People learn most effectively when education builds on what they already know: their culture, language, beliefs, and life experiences Culturally responsive teaching connects learning to these aspects of a student’s life. In lessons, classes, conversations, and performances, culturally responsive engagement increases understanding, enhances confidence, and raises expectations for the ability to learn.

Resource-based learning

Rather than waiting for the ideal set of resources—the right space, materials, and instruments—Longy musicians are trained to use whatever resources they have at hand to connect with students and audiences.

A growth mindset

Teachers with a growth mindset believe that intelligence and talent can be developed through effort and persistence. Longy musicians learn to support every student as they strive to grow and improve.

Our in-person degree

Immediate experience in underserved communities

Longy’s Master of Music in Music Education is rooted in socially engaged teaching practices. Longy students work toward their Massachusetts teaching license while exploring culturally responsive pedagogy and gaining vital in-person experience at local music programs, El-Sistema inspired sites, and public schools in the greater Boston area.

Our online degree

Making teacher training accessible worldwide

To enable more musicians worldwide to become teachers, Longy has launched an online Master of Music in Music Education program that is available to anyone, anywhere. The program allows musicians to complete their degrees in as little as one year.

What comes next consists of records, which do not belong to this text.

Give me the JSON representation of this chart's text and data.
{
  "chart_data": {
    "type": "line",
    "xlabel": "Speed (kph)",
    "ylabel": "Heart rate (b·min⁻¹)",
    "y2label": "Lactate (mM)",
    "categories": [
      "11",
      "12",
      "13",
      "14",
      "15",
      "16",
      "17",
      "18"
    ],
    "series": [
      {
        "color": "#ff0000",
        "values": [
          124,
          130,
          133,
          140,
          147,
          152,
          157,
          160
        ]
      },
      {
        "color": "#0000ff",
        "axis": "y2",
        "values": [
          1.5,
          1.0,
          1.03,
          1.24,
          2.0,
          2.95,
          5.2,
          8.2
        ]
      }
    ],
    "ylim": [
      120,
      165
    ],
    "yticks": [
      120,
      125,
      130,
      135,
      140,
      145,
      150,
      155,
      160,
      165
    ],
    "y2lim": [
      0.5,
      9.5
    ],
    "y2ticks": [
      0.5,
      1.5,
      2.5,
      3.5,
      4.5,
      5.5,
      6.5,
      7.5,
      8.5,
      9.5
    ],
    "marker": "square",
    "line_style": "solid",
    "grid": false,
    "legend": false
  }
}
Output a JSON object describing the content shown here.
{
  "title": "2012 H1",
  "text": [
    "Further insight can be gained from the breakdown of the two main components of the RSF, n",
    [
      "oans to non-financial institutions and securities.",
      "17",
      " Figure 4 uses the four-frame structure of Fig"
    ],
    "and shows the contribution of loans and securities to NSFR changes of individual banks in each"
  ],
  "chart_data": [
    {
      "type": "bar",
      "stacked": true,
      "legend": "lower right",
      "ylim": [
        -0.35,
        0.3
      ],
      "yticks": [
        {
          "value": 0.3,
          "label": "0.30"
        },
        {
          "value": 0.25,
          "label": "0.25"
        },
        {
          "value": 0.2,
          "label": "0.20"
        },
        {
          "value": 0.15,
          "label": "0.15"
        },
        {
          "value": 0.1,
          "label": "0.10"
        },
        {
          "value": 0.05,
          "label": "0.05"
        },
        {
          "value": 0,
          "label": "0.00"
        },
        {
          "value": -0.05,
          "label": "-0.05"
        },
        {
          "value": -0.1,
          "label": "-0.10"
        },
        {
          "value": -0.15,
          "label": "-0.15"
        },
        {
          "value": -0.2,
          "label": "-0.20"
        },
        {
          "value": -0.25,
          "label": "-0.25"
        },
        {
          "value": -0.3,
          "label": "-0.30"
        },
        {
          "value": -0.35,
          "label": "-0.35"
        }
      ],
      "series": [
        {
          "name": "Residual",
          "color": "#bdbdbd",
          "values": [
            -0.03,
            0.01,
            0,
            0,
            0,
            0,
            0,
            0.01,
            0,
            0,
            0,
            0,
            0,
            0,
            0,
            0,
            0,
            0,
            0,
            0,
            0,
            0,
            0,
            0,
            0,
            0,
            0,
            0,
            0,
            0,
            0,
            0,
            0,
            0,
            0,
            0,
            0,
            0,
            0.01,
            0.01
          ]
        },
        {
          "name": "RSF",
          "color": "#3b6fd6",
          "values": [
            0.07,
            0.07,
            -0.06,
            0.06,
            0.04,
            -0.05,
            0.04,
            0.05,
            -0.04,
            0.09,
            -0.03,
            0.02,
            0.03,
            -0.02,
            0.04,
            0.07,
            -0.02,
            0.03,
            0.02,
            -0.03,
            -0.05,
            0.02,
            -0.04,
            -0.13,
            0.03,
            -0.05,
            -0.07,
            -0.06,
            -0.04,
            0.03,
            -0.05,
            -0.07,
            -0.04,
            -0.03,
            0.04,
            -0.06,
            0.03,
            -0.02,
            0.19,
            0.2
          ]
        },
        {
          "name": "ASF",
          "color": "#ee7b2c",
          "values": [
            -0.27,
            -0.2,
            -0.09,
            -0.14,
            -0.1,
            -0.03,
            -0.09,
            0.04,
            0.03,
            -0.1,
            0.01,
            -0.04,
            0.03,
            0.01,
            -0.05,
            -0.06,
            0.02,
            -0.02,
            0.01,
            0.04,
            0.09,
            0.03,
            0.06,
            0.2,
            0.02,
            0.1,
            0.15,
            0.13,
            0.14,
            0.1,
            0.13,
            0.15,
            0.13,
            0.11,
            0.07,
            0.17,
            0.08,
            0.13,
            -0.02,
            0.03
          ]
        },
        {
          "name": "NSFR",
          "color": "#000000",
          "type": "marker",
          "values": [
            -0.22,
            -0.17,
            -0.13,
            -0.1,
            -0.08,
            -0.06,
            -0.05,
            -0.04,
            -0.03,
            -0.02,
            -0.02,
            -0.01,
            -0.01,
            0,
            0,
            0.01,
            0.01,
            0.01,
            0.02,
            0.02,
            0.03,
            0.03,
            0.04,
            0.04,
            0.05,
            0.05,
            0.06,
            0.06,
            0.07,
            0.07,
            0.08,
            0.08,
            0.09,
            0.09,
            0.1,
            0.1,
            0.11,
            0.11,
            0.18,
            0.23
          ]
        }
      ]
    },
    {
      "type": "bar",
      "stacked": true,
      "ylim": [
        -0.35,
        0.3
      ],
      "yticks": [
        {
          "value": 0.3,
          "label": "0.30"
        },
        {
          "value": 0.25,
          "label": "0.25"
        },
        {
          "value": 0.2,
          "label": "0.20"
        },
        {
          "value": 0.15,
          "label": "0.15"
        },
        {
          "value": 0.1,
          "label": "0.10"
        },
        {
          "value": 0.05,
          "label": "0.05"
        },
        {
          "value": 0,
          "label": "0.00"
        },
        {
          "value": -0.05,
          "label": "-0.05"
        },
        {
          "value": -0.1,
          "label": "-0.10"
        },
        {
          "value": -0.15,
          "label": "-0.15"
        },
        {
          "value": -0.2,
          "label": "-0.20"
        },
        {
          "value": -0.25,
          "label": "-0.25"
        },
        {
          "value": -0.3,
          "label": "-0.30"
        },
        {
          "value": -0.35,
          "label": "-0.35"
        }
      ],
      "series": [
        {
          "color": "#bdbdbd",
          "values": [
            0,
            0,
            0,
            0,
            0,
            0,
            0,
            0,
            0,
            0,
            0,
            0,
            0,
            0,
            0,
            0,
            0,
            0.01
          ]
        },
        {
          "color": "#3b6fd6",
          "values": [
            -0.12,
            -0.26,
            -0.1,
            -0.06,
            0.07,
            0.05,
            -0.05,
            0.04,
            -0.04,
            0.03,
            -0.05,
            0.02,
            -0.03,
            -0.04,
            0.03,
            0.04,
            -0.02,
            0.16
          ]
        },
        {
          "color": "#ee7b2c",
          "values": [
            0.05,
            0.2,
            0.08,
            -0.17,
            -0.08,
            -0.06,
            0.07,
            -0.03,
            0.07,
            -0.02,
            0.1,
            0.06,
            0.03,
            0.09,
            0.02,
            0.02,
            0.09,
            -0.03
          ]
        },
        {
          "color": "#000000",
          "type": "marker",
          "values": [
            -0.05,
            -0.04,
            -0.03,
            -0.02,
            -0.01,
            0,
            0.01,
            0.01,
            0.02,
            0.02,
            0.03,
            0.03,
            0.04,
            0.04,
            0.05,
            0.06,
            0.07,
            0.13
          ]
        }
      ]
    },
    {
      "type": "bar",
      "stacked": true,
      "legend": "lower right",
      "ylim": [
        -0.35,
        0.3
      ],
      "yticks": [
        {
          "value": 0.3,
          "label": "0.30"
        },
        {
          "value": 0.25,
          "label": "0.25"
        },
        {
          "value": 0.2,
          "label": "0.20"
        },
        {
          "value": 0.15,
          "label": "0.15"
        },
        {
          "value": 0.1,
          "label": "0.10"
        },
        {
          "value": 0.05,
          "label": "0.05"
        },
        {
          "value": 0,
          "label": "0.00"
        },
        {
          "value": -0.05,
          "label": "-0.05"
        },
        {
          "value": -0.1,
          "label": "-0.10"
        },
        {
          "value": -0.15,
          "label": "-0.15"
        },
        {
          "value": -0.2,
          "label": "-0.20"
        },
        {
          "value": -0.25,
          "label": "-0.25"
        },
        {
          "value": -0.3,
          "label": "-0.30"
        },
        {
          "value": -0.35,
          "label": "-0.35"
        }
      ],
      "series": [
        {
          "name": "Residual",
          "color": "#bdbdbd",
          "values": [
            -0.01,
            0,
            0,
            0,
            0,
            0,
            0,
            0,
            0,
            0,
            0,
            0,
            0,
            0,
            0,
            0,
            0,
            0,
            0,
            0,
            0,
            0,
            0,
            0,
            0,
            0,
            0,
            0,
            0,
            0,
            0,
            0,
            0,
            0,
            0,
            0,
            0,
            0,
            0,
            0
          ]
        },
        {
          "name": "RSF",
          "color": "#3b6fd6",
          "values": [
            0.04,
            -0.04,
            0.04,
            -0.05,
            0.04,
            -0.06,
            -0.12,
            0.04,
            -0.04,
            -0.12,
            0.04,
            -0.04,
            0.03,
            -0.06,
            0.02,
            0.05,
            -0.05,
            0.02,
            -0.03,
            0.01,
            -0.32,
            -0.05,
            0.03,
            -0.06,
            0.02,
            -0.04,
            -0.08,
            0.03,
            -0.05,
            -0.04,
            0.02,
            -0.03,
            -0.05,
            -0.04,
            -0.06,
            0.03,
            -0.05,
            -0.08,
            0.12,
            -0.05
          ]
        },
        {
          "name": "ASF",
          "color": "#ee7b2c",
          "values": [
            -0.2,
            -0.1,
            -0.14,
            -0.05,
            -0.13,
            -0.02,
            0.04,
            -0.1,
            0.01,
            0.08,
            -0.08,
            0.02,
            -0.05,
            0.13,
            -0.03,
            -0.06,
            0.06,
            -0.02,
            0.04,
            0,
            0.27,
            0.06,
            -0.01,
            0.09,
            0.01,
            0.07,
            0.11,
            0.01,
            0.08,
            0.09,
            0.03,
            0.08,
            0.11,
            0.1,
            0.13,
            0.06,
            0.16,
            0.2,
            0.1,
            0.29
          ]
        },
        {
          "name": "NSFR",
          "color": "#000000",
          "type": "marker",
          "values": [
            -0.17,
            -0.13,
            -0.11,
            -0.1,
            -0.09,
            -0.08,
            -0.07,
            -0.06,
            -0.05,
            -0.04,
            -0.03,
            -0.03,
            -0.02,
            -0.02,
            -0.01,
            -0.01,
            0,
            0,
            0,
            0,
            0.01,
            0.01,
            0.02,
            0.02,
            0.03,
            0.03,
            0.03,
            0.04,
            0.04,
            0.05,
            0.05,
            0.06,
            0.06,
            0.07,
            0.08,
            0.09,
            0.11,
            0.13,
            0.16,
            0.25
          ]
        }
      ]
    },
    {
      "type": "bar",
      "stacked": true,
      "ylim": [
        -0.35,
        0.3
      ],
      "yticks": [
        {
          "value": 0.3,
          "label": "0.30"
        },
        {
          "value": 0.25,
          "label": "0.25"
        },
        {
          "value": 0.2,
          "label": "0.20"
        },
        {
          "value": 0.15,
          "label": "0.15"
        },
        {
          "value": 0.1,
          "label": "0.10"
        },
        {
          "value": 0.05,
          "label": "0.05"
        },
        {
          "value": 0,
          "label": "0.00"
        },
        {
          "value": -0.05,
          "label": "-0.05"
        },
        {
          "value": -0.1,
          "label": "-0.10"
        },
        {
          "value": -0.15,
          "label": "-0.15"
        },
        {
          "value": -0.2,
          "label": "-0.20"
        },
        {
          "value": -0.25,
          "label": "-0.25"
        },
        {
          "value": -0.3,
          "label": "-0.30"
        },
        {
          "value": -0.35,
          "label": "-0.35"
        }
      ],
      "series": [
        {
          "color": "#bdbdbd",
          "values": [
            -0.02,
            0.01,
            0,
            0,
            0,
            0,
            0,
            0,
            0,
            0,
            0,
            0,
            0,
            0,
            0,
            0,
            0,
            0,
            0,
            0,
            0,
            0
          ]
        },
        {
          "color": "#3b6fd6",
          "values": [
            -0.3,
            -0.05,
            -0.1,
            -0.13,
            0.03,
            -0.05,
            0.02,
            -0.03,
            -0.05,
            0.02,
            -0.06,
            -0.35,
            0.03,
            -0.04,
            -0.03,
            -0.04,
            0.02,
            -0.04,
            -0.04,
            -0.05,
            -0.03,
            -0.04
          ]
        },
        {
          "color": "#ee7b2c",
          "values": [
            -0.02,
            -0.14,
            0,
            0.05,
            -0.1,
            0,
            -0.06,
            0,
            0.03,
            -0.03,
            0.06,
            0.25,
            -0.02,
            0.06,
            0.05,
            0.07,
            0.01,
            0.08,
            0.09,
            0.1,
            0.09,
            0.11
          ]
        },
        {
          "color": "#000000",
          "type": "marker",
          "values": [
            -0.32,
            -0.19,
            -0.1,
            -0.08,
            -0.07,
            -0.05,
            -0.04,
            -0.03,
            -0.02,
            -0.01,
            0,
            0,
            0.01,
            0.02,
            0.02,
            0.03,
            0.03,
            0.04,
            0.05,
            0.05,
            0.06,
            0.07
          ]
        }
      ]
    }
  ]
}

The online degree is designed to be accessible and affordable through its asynchronous content that allows students to remain employed at their current job.

Ivan Shiu grew up in a musical family in Hong Kong and wanted to become a music teacher. But as an international student and a person of color studying in the U.S., he often felt unseen and misrepresented by his teachers—his perspective and contributions didn’t seem to matter. Determined to become the kind of teacher who could ignite a student’s passion for music rather than dampen it, Ivan enrolled in Longy’s music education program, which emphasizes culturally responsive teaching that values and builds on each student’s life experiences. He now teaches in a public school system committed to engaging its highly diverse student body with this same teaching philosophy. “Longy helped me figure out how to be my authentic self in the classroom, with students who often feel unseen as I once did.”